Notices posted on the ASIC site announced that Hygrade Group, Hygrade Cutting Formes and Hygrade Management & Software had been placed in administration on 15 June.
Administrators David Vasudevan and Andrew Yeo of Pitcher Partners have called the first creditors’ meeting at their offices in William St, Melbourne on 26 June.
Hygrade Group CEO Rudi Jansen has been unavailable for comment. A former staff member who answered the phone at the company’s Northgate Drive, Thomastown factory - “just here tidying up a few things” - said the news had come as a shock to about 50 fellow workers. Hygrade has an additional manufacturing plant in Melbourne, two manufacturing plants in Sydney and one in Wellington, New Zealand.
“Hygrade were one of the largest, if not the largest cutting forme suppliers to the trade in Melbourne,” says an industry observer.

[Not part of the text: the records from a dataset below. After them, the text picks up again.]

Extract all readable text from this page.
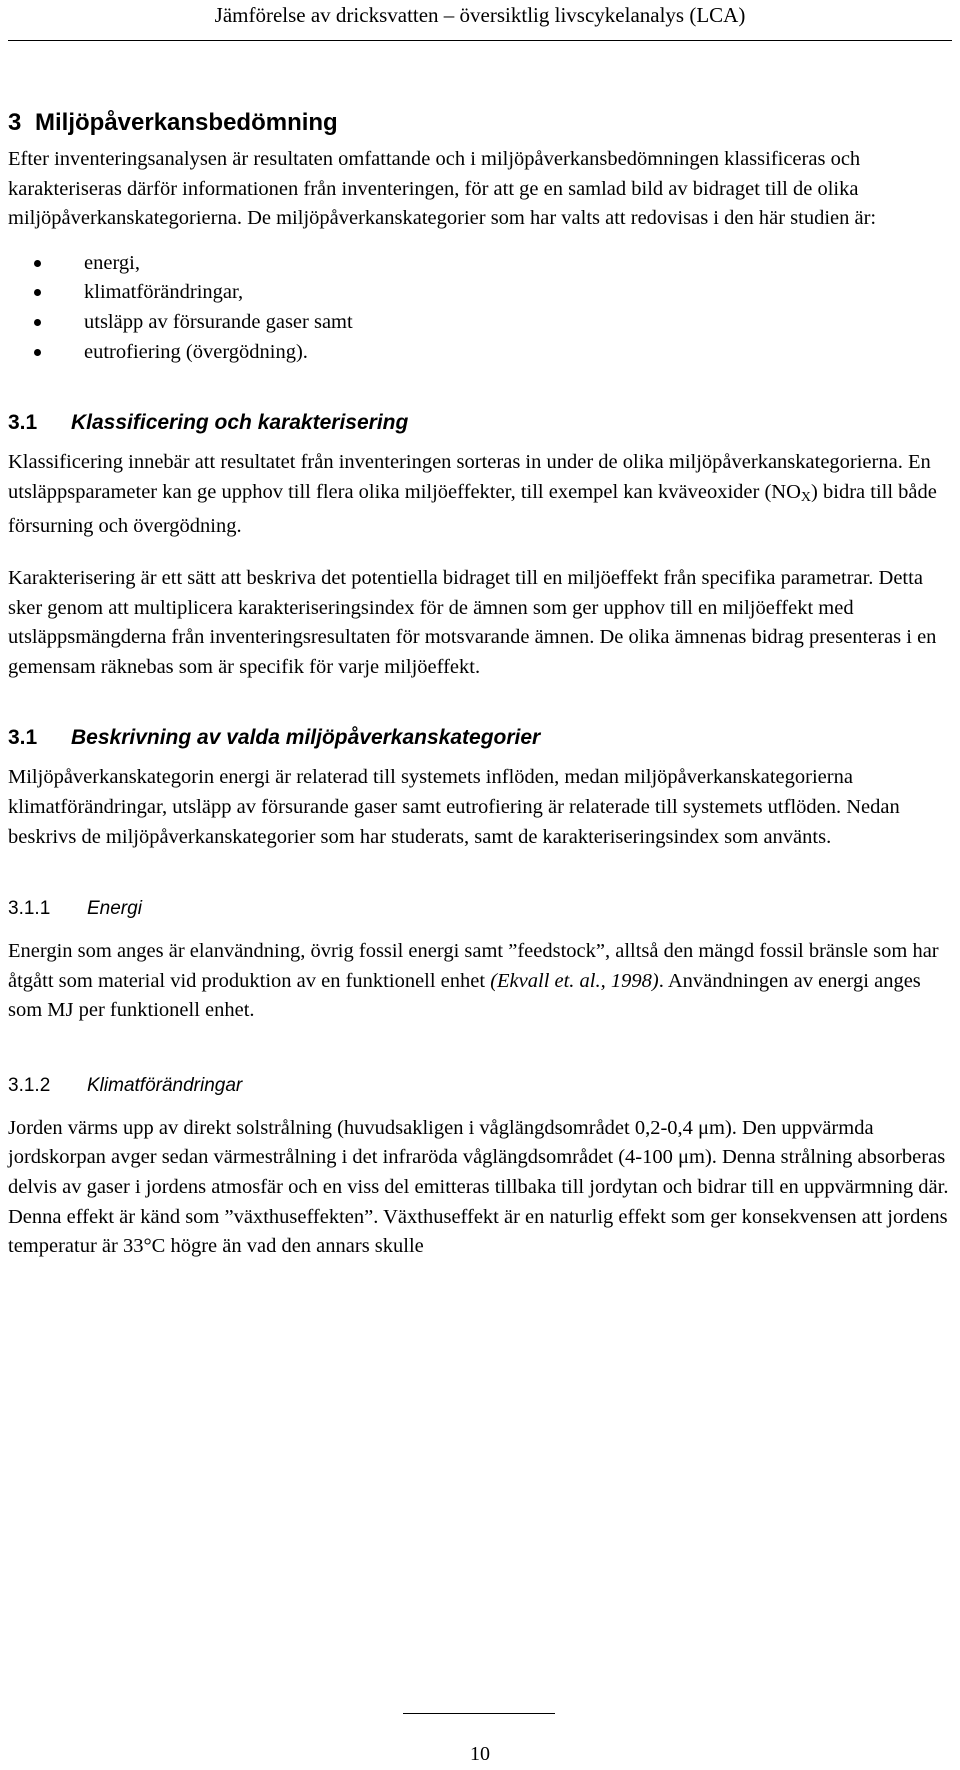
Jämförelse av dricksvatten – översiktlig livscykelanalys (LCA)
3 Miljöpåverkansbedömning

Efter inventeringsanalysen är resultaten omfattande och i miljöpåverkansbedömningen klassificeras och karakteriseras därför informationen från inventeringen, för att ge en samlad bild av bidraget till de olika miljöpåverkanskategorierna. De miljöpåverkanskategorier som har valts att redovisas i den här studien är:

energi,
klimatförändringar,
utsläpp av försurande gaser samt
eutrofiering (övergödning).
3.1 Klassificering och karakterisering

Klassificering innebär att resultatet från inventeringen sorteras in under de olika miljöpåverkanskategorierna. En utsläppsparameter kan ge upphov till flera olika miljöeffekter, till exempel kan kväveoxider (NOX) bidra till både försurning och övergödning.

Karakterisering är ett sätt att beskriva det potentiella bidraget till en miljöeffekt från specifika parametrar. Detta sker genom att multiplicera karakteriseringsindex för de ämnen som ger upphov till en miljöeffekt med utsläppsmängderna från inventeringsresultaten för motsvarande ämnen. De olika ämnenas bidrag presenteras i en gemensam räknebas som är specifik för varje miljöeffekt.

3.1 Beskrivning av valda miljöpåverkanskategorier

Miljöpåverkanskategorin energi är relaterad till systemets inflöden, medan miljöpåverkanskategorierna klimatförändringar, utsläpp av försurande gaser samt eutrofiering är relaterade till systemets utflöden. Nedan beskrivs de miljöpåverkanskategorier som har studerats, samt de karakteriseringsindex som använts.

3.1.1 Energi

Energin som anges är elanvändning, övrig fossil energi samt ”feedstock”, alltså den mängd fossil bränsle som har åtgått som material vid produktion av en funktionell enhet (Ekvall et. al., 1998). Användningen av energi anges som MJ per funktionell enhet.

3.1.2 Klimatförändringar

Jorden värms upp av direkt solstrålning (huvudsakligen i våglängdsområdet 0,2-0,4 μm). Den uppvärmda jordskorpan avger sedan värmestrålning i det infraröda våglängdsområdet (4-100 μm). Denna strålning absorberas delvis av gaser i jordens atmosfär och en viss del emitteras tillbaka till jordytan och bidrar till en uppvärmning där. Denna effekt är känd som ”växthuseffekten”. Växthuseffekt är en naturlig effekt som ger konsekvensen att jordens temperatur är 33°C högre än vad den annars skulle

10
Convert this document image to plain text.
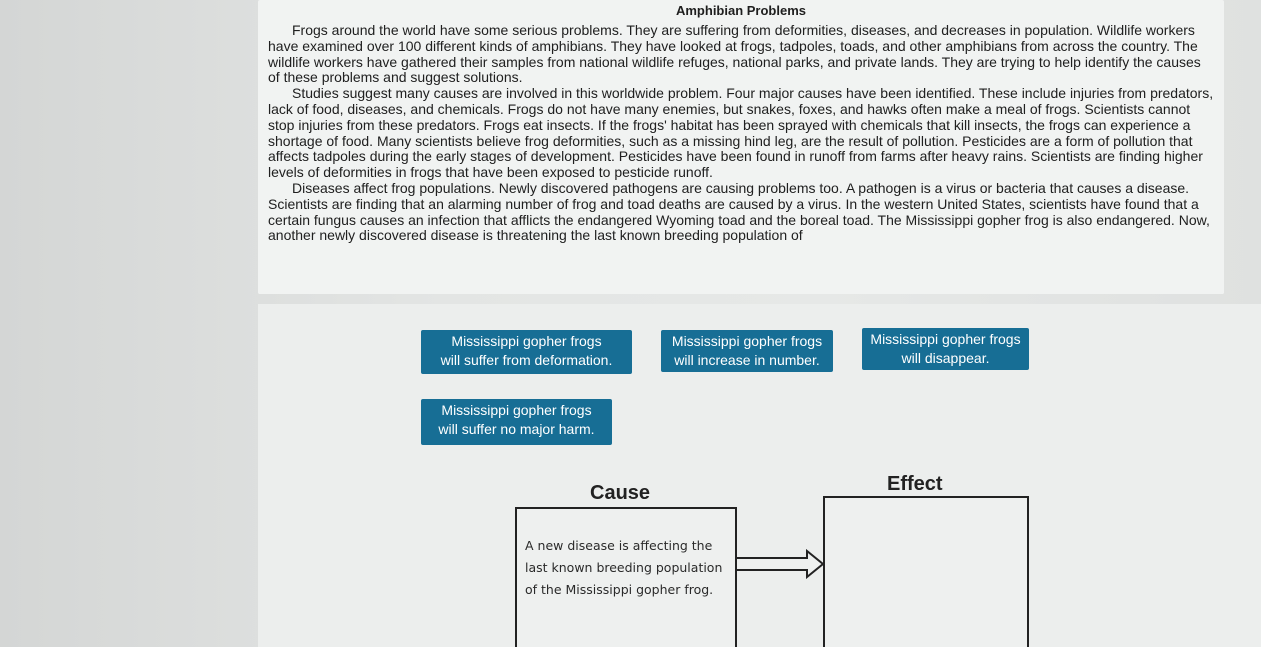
Amphibian Problems

Frogs around the world have some serious problems. They are suffering from deformities, diseases, and decreases in population. Wildlife workers have examined over 100 different kinds of amphibians. They have looked at frogs, tadpoles, toads, and other amphibians from across the country. The wildlife workers have gathered their samples from national wildlife refuges, national parks, and private lands. They are trying to help identify the causes of these problems and suggest solutions.

Studies suggest many causes are involved in this worldwide problem. Four major causes have been identified. These include injuries from predators, lack of food, diseases, and chemicals. Frogs do not have many enemies, but snakes, foxes, and hawks often make a meal of frogs. Scientists cannot stop injuries from these predators. Frogs eat insects. If the frogs' habitat has been sprayed with chemicals that kill insects, the frogs can experience a shortage of food. Many scientists believe frog deformities, such as a missing hind leg, are the result of pollution. Pesticides are a form of pollution that affects tadpoles during the early stages of development. Pesticides have been found in runoff from farms after heavy rains. Scientists are finding higher levels of deformities in frogs that have been exposed to pesticide runoff.

Diseases affect frog populations. Newly discovered pathogens are causing problems too. A pathogen is a virus or bacteria that causes a disease. Scientists are finding that an alarming number of frog and toad deaths are caused by a virus. In the western United States, scientists have found that a certain fungus causes an infection that afflicts the endangered Wyoming toad and the boreal toad. The Mississippi gopher frog is also endangered. Now, another newly discovered disease is threatening the last known breeding population of

Mississippi gopher frogs
will suffer from deformation.
Mississippi gopher frogs
will increase in number.
Mississippi gopher frogs
will disappear.
Mississippi gopher frogs
will suffer no major harm.
Cause	Effect
A new disease is affecting the last known breeding population of the Mississippi gopher frog.
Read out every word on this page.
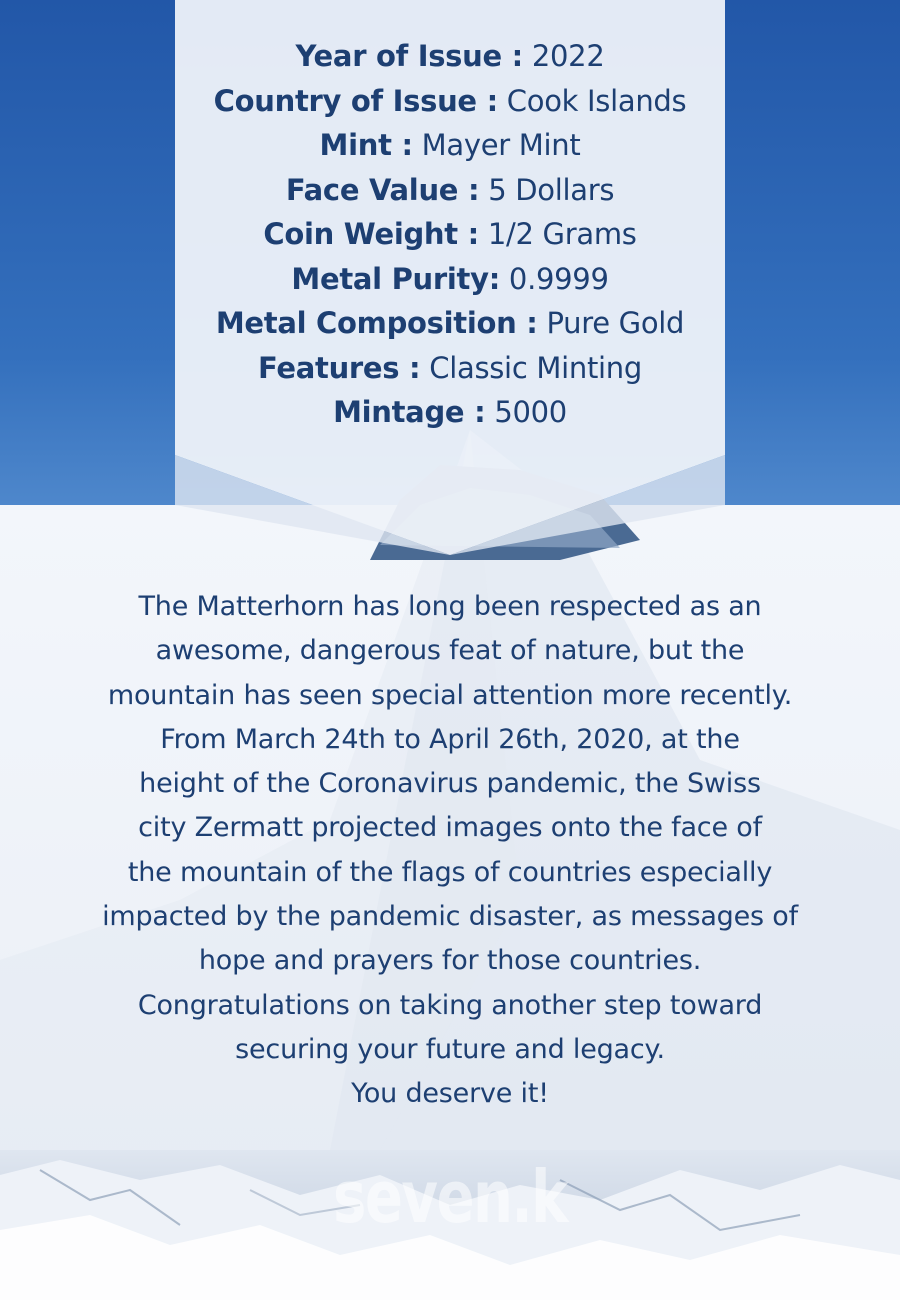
Year of Issue : 2022
Country of Issue : Cook Islands
Mint : Mayer Mint
Face Value : 5 Dollars
Coin Weight : 1/2 Grams
Metal Purity: 0.9999
Metal Composition : Pure Gold
Features : Classic Minting
Mintage : 5000
The Matterhorn has long been respected as an
awesome, dangerous feat of nature, but the
mountain has seen special attention more recently.
From March 24th to April 26th, 2020, at the
height of the Coronavirus pandemic, the Swiss
city Zermatt projected images onto the face of
the mountain of the flags of countries especially
impacted by the pandemic disaster, as messages of
hope and prayers for those countries.
Congratulations on taking another step toward
securing your future and legacy.
You deserve it!
seven.k
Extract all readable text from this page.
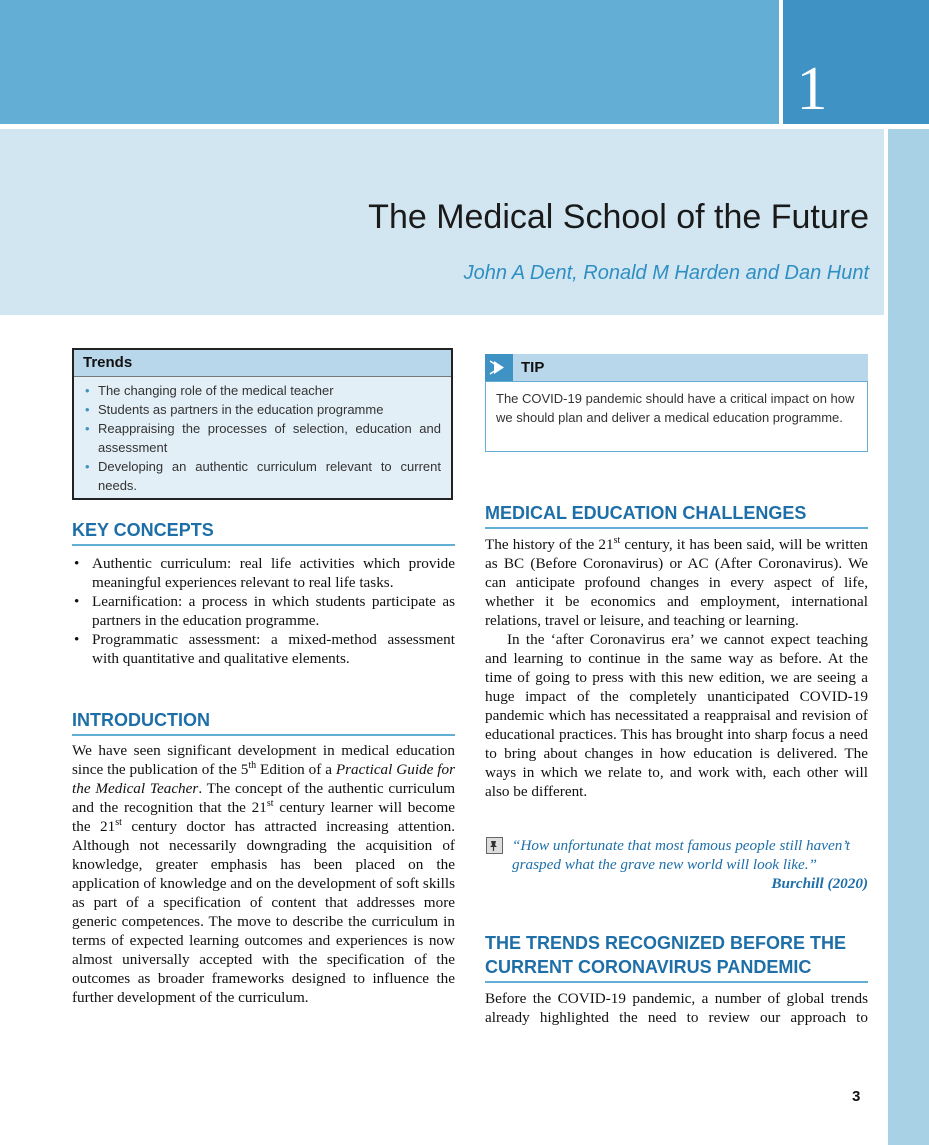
1
The Medical School of the Future
John A Dent, Ronald M Harden and Dan Hunt
Trends
• The changing role of the medical teacher
• Students as partners in the education programme
• Reappraising the processes of selection, education and assessment
• Developing an authentic curriculum relevant to current needs.
KEY CONCEPTS
• Authentic curriculum: real life activities which provide meaningful experiences relevant to real life tasks.
• Learnification: a process in which students participate as partners in the education programme.
• Programmatic assessment: a mixed-method assessment with quantitative and qualitative elements.
INTRODUCTION

We have seen significant development in medical education since the publication of the 5th Edition of a Practical Guide for the Medical Teacher. The concept of the authentic curriculum and the recognition that the 21st century learner will become the 21st century doctor has attracted increasing attention. Although not necessarily downgrading the acquisition of knowledge, greater emphasis has been placed on the application of knowledge and on the development of soft skills as part of a specification of content that addresses more generic competences. The move to describe the curriculum in terms of expected learning outcomes and experiences is now almost universally accepted with the specification of the outcomes as broader frameworks designed to influence the further development of the curriculum.

TIP
The COVID-19 pandemic should have a critical impact on how we should plan and deliver a medical education programme.
MEDICAL EDUCATION CHALLENGES

The history of the 21st century, it has been said, will be written as BC (Before Coronavirus) or AC (After Coronavirus). We can anticipate profound changes in every aspect of life, whether it be economics and employment, international relations, travel or leisure, and teaching or learning.

In the ‘after Coronavirus era’ we cannot expect teaching and learning to continue in the same way as before. At the time of going to press with this new edition, we are seeing a huge impact of the completely unanticipated COVID-19 pandemic which has necessitated a reappraisal and revision of educational practices. This has brought into sharp focus a need to bring about changes in how education is delivered. The ways in which we relate to, and work with, each other will also be different.

“How unfortunate that most famous people still haven’t grasped what the grave new world will look like.”
Burchill (2020)
THE TRENDS RECOGNIZED BEFORE THE CURRENT CORONAVIRUS PANDEMIC

Before the COVID-19 pandemic, a number of global trends already highlighted the need to review our approach to

3
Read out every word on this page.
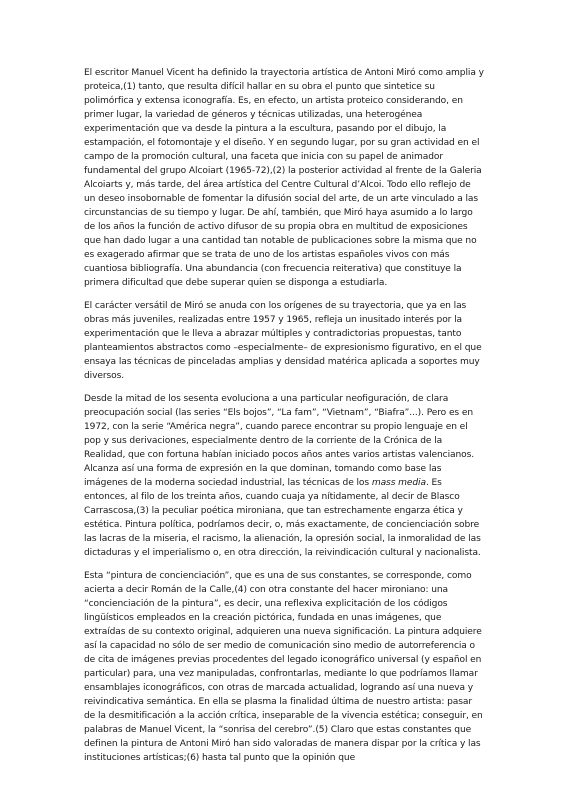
El escritor Manuel Vicent ha definido la trayectoria artística de Antoni Miró como amplia y proteica,(1) tanto, que resulta difícil hallar en su obra el punto que sintetice su polimórfica y extensa iconografía. Es, en efecto, un artista proteico considerando, en primer lugar, la variedad de géneros y técnicas utilizadas, una heterogénea experimentación que va desde la pintura a la escultura, pasando por el dibujo, la estampación, el fotomontaje y el diseño. Y en segundo lugar, por su gran actividad en el campo de la promoción cultural, una faceta que inicia con su papel de animador fundamental del grupo Alcoiart (1965-72),(2) la posterior actividad al frente de la Galeria Alcoiarts y, más tarde, del área artística del Centre Cultural d’Alcoi. Todo ello reflejo de un deseo insobornable de fomentar la difusión social del arte, de un arte vinculado a las circunstancias de su tiempo y lugar. De ahí, también, que Miró haya asumido a lo largo de los años la función de activo difusor de su propia obra en multitud de exposiciones que han dado lugar a una cantidad tan notable de publicaciones sobre la misma que no es exagerado afirmar que se trata de uno de los artistas españoles vivos con más cuantiosa bibliografía. Una abundancia (con frecuencia reiterativa) que constituye la primera dificultad que debe superar quien se disponga a estudiarla.

El carácter versátil de Miró se anuda con los orígenes de su trayectoria, que ya en las obras más juveniles, realizadas entre 1957 y 1965, refleja un inusitado interés por la experimentación que le lleva a abrazar múltiples y contradictorias propuestas, tanto planteamientos abstractos como –especialmente– de expresionismo figurativo, en el que ensaya las técnicas de pinceladas amplias y densidad matérica aplicada a soportes muy diversos.

Desde la mitad de los sesenta evoluciona a una particular neofiguración, de clara preocupación social (las series “Els bojos”, “La fam”, “Vietnam”, “Biafra”...). Pero es en 1972, con la serie “América negra”, cuando parece encontrar su propio lenguaje en el pop y sus derivaciones, especialmente dentro de la corriente de la Crónica de la Realidad, que con fortuna habían iniciado pocos años antes varios artistas valencianos. Alcanza así una forma de expresión en la que dominan, tomando como base las imágenes de la moderna sociedad industrial, las técnicas de los mass media. Es entonces, al filo de los treinta años, cuando cuaja ya nítidamente, al decir de Blasco Carrascosa,(3) la peculiar poética mironiana, que tan estrechamente engarza ética y estética. Pintura política, podríamos decir, o, más exactamente, de concienciación sobre las lacras de la miseria, el racismo, la alienación, la opresión social, la inmoralidad de las dictaduras y el imperialismo o, en otra dirección, la reivindicación cultural y nacionalista.

Esta “pintura de concienciación”, que es una de sus constantes, se corresponde, como acierta a decir Román de la Calle,(4) con otra constante del hacer mironiano: una “concienciación de la pintura”, es decir, una reflexiva explicitación de los códigos lingüísticos empleados en la creación pictórica, fundada en unas imágenes, que extraídas de su contexto original, adquieren una nueva significación. La pintura adquiere así la capacidad no sólo de ser medio de comunicación sino medio de autorreferencia o de cita de imágenes previas procedentes del legado iconográfico universal (y español en particular) para, una vez manipuladas, confrontarlas, mediante lo que podríamos llamar ensamblajes iconográficos, con otras de marcada actualidad, logrando así una nueva y reivindicativa semántica. En ella se plasma la finalidad última de nuestro artista: pasar de la desmitificación a la acción crítica, inseparable de la vivencia estética; conseguir, en palabras de Manuel Vicent, la “sonrisa del cerebro”.(5) Claro que estas constantes que definen la pintura de Antoni Miró han sido valoradas de manera dispar por la crítica y las instituciones artísticas;(6) hasta tal punto que la opinión que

According to its website, Hygrade was established in a small West Heidelberg factory in 1966 by Alf Holmes and Oliver (Bulla) Hornsby, who had 'a vision to build a business that would manufacture competitively priced, quality tools.’
The company later expanded to a larger factory in Thomastown and established an export program, with tooling sets sold to markets in New Zealand, United States, Vietnam, Singapore, Korea, Malaysia and China.
Hygrade’s technology line-up included: seven lasers, three counter cutters, computerised rule benders and processors, six axis engraving machines, a CNC Water Jet cutting machine, a 2.5 kilowatt laser and a CNC router.